Details of the attack Sunday were sketchy. A military officer in Iraq confirmed that U.S. forces had conducted a raid into Syria, but declined to provide more information. In Washington, several military representatives who were asked about the operation did not deny that a raid had taken place. Although they would not confirm the attack, they used language typically employed after raids conducted by secretive special operations forces.

In the waning days of the Bush administration, the U.S. has shown a greater willingness to launch cross-border clandestine operations in another military theater, Pakistan, to protect U.S. troops in neighboring Afghanistan or to capture or kill Islamic militants.

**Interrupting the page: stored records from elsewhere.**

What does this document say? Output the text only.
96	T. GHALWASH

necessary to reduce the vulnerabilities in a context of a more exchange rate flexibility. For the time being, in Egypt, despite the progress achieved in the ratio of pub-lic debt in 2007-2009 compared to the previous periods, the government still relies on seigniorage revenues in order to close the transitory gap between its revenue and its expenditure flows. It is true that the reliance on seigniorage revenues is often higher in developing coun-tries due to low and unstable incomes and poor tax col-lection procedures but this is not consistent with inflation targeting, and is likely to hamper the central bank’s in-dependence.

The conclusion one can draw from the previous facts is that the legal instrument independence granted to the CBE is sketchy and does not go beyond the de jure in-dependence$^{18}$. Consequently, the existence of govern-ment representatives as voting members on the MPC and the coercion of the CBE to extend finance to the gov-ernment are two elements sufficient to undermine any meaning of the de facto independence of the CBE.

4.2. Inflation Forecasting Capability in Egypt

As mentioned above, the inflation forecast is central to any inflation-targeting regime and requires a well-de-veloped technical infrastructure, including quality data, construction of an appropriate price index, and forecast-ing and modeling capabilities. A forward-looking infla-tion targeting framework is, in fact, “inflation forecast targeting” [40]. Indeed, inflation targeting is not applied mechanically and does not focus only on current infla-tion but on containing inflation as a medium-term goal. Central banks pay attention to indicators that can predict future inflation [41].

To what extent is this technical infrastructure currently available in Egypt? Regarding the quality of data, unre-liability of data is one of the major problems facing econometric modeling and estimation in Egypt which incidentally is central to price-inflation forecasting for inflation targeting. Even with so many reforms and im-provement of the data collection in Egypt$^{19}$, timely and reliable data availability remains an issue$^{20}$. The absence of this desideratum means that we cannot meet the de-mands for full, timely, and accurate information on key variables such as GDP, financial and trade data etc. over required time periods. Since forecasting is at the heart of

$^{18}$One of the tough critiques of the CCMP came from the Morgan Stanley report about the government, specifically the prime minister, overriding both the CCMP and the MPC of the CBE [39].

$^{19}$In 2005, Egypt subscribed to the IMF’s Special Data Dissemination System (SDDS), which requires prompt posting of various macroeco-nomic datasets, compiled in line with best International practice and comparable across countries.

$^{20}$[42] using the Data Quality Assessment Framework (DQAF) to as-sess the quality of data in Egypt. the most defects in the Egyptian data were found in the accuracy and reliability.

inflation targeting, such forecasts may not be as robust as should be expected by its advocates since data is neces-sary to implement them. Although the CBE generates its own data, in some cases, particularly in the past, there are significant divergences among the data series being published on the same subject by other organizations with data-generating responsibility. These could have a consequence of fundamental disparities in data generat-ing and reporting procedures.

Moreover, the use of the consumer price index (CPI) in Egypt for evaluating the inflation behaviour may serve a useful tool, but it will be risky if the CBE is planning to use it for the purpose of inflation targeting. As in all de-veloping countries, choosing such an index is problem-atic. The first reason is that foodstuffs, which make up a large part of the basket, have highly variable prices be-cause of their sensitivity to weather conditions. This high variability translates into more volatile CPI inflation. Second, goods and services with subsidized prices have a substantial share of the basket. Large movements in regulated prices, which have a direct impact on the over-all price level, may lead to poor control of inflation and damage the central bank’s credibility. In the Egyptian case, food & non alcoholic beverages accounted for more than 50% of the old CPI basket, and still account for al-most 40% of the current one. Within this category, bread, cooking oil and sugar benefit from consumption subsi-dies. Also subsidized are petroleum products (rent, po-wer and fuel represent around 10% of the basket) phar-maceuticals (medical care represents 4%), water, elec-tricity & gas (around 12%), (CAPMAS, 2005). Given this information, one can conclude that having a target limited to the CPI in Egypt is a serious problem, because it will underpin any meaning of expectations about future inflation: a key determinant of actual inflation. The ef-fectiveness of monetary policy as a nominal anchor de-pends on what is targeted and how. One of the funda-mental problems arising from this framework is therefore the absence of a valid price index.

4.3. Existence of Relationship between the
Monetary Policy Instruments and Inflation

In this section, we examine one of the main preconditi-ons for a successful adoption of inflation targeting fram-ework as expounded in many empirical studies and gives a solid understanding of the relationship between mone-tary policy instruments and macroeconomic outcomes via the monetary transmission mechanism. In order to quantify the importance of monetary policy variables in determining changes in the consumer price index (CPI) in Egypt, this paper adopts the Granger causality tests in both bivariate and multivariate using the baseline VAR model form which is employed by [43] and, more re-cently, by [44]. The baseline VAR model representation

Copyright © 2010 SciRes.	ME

The official Syrian Arab News Agency said U.S. military helicopters attacked the Sukkariyeh Farm near the town of Abu Kamal. The area is about 60 miles southeast of Dayr az Zawr, which is considered a haven for Sunni Arab militants that infiltrate Iraq and is near the site of a Sept. 6, 2007, Israeli airstrike on what U.S. officials have alleged was a plutonium plant built with the assistance of North Korea.

The news agency said four helicopters crossed into Syrian airspace about 4:45 p.m. local time and fired on people who appeared to be laborers at their jobs on the second day of the Syrian workweek. It said a man named Daoud Mohammed Abdullah, his wife and four of his sons were killed. The two other victims were not immediately identified.

"All victims were civilians," Syria's Dunya private television said.